How to Protect Children from Wildfire Smoke - 2 minutes read


Check the quality of your exposure

A parent herself, Dr. Prunicki has recently been looking at the Air Quality Index, or A.Q.I., before she leaves the house. It’s a color-coded scale, with six steps from green (good) to purple (hazardous), that the federal government uses to communicate the overall severity of air pollution, including the levels of PM 2.5.

Generally, an A.Q.I. up to 100 should be an acceptable level for most people to play outside. Over 100, polluted air becomes unsafe for sensitive groups, including children. Over 150 means the air is unhealthy for everyone. At higher levels on the A.Q.I., say above 200, smoke is very unhealthy and even hazardous.

Experts recommend checking the official federal site, AirNow, which also offers push alerts. Depending where you live, you can also check PurpleAir, a global network of inexpensive, privately owned sensors. They are less accurate than federal instruments but more numerous. Additional apps like AirVisual and Breezometer combine federal data with other sources.

If eliminating smoke exposure is too hard, just reduce it

The best way to avoid the risk of air pollution is an obvious one: Get as far away from it as possible. But not everyone can afford to do that.

Realistically, medical experts say most parents should think about the risk of wildfire smoke in terms of reducing it rather than eliminating it entirely. And, with kids socially distanced from friends, parents have to weigh the threat of exposure to pollution against the benefit of socializing outside.

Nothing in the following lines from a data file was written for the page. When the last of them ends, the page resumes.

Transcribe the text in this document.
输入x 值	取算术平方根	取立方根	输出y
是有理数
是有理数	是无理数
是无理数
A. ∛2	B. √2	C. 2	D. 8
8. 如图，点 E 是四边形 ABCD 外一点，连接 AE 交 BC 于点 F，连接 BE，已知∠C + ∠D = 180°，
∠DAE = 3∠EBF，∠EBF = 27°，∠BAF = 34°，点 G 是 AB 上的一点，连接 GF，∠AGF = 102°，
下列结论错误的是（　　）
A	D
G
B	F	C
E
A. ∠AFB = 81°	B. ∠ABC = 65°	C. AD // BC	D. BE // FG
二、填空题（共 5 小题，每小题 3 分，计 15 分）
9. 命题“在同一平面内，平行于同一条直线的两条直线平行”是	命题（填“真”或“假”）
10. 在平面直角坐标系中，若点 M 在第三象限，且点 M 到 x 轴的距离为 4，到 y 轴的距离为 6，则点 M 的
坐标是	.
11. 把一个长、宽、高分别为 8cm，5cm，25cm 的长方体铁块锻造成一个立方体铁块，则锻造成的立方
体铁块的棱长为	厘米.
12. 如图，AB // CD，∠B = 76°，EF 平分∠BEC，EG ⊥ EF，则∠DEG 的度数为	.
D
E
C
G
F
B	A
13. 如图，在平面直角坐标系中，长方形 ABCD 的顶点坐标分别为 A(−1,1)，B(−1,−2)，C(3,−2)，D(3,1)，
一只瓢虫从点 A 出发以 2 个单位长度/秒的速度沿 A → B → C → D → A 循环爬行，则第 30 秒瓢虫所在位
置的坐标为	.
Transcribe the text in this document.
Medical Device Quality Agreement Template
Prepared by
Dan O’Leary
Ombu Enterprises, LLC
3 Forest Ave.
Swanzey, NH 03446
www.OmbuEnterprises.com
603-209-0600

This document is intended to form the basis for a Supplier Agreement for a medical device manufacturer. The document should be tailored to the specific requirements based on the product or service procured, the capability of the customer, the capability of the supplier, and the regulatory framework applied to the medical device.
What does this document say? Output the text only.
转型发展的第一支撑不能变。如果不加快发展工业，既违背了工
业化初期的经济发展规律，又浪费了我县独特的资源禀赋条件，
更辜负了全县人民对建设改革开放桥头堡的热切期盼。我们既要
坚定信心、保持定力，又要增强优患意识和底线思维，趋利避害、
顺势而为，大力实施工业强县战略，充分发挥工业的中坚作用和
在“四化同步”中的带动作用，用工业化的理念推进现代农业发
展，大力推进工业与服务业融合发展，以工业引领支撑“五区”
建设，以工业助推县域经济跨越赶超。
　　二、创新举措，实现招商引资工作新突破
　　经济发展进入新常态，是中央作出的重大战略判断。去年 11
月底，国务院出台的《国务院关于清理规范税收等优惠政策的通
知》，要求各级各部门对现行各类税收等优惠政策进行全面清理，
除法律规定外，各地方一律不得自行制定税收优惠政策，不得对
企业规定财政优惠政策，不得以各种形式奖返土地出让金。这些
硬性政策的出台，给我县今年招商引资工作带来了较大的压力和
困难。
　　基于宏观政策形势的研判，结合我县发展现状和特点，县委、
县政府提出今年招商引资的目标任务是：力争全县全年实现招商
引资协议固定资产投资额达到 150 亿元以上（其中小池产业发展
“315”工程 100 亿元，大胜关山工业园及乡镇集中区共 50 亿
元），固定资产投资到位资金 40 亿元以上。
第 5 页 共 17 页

“Every child I care for has been suffering so much from the pandemic and the shelter-in-place and the school closures and the loss of social interaction,” said Noemi Spinazzi, a pediatrician who sees low-income patients with chronic respiratory problems at Children’s Hospital in Oakland, Calif. “For most of my patients, spending time outdoors was, up until July, the saving grace.”

Clean indoor air quality first

To defend against a shapeless enemy, doctors say to start where you spend the most time with it: at home. Tightly sealing your windows by repairing cracks, checking joints or taping them up with plastic can reduce exposure to air pollution by as much as 30 percent.